You are correct. It was probably not perfectly clear from my response, but I do not want to blame the individual here.

Naturally, the "Backup all my files" setting should not be opt-out, and when opting in, there should be easy and succinct explanations of what the implications are.

Lemmy as a whole is apparently a very technical community, so we often tend to forget that an understanding of these implications does not come naturally to all users, and that there are people that need a phone just like everyone else, but might not be in a position to acquire the knowledge required to make an informed decision.

I am fully with you regarding your conclusion, up to a point where I applaud regulatory action that protects customer interests, including privacy. I do not believe that companies will sort out these problems (or in any form of liberal "self regulation", really) on their own, since it's not in their interest to do so.

I guess I wanted to express that while things are obfuscated and software is full of malicious anti-patterns, we do have to take extra care to protect ourselves, and, as was the topic here, our kids. I still actively try to work on changing the current status though, politically or by making political decisions, e. g. looking at open source / projects that are more aligned with what I'd consider to be in the best interest of users, and I'd encourage everyone to do the same.

DannyMac ,
@DannyMac@lemm.ee avatar

Wait until you have photos spanning from, not only your child, but your cousins' children who are photographed less often. Google can easily match up an infant to the same 10 year old child. Hell, I can barely do that sometimes and have to use context clues to figure out who the infant was.

barsquid ,

To be fair to you, you don't have a photo library of millions of children from infant to teen to train your neurons on.

dirthawker0 ,

I scanned a ton of my mom's family photos after she passed, and uploaded them to Google Photos. It's a bit shocking how good it is at guessing the same person at different ages, even 20+ years' difference.

Sanctus ,
@Sanctus@lemmy.world avatar

Its all of us whoever had an online presence I'd bet. The depth of what has been done will not come to light for a while.

autotldr Bot ,

This is the best summary I could come up with:


Photos of Brazilian kids—sometimes spanning their entire childhood—have been used without their consent to power AI tools, including popular image generators like Stable Diffusion, Human Rights Watch (HRW) warned on Monday.

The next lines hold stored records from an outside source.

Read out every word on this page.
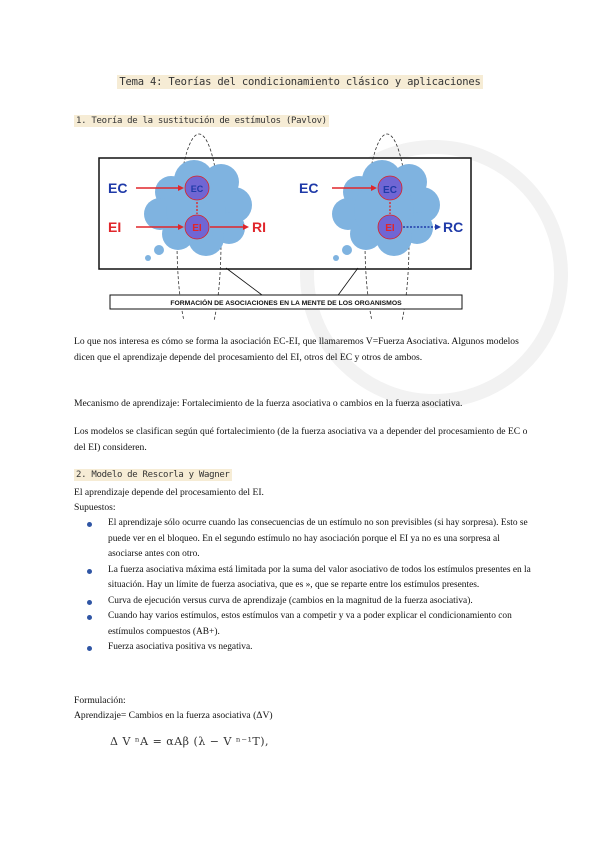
Tema 4: Teorías del condicionamiento clásico y aplicaciones
1. Teoría de la sustitución de estímulos (Pavlov)
EC
EI
EC
EI	RI
EC
EI
EC
RC
FORMACIÓN DE ASOCIACIONES EN LA MENTE DE LOS ORGANISMOS
Lo que nos interesa es cómo se forma la asociación EC-EI, que llamaremos V=Fuerza Asociativa. Algunos modelos dicen que el aprendizaje depende del procesamiento del EI, otros del EC y otros de ambos.
Mecanismo de aprendizaje: Fortalecimiento de la fuerza asociativa o cambios en la fuerza asociativa.
Los modelos se clasifican según qué fortalecimiento (de la fuerza asociativa va a depender del procesamiento de EC o del EI) consideren.
2. Modelo de Rescorla y Wagner
El aprendizaje depende del procesamiento del EI.
Supuestos:
El aprendizaje sólo ocurre cuando las consecuencias de un estímulo no son previsibles (si hay sorpresa). Esto se puede ver en el bloqueo. En el segundo estímulo no hay asociación porque el EI ya no es una sorpresa al asociarse antes con otro.
La fuerza asociativa máxima está limitada por la suma del valor asociativo de todos los estímulos presentes en la situación. Hay un límite de fuerza asociativa, que es », que se reparte entre los estímulos presentes.
Curva de ejecución versus curva de aprendizaje (cambios en la magnitud de la fuerza asociativa).
Cuando hay varios estímulos, estos estímulos van a competir y va a poder explicar el condicionamiento con estímulos compuestos (AB+).
Fuerza asociativa positiva vs negativa.
Formulación:
Aprendizaje= Cambios en la fuerza asociativa (ΔV)
Δ V ⁿA = αAβ (λ − V ⁿ⁻¹T),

The dataset does not contain the actual photos but includes image-text pairs derived from 5.85 billion images and captions posted online since 2008.

HRW's report warned that the removed links are "likely to be a significant undercount of the total amount of children’s personal data that exists in LAION-5B."

Han told Wired that she fears that the dataset may still be referencing personal photos of kids "from all over the world."

There is less risk that the Brazilian kids' photos are currently powering AI tools since "all publicly available versions of LAION-5B were taken down" in December, Tyler told Ars.

That decision came out of an "abundance of caution" after a Stanford University report "found links in the dataset pointing to illegal content on the public web," Tyler said, including 3,226 suspected instances of child sexual abuse material.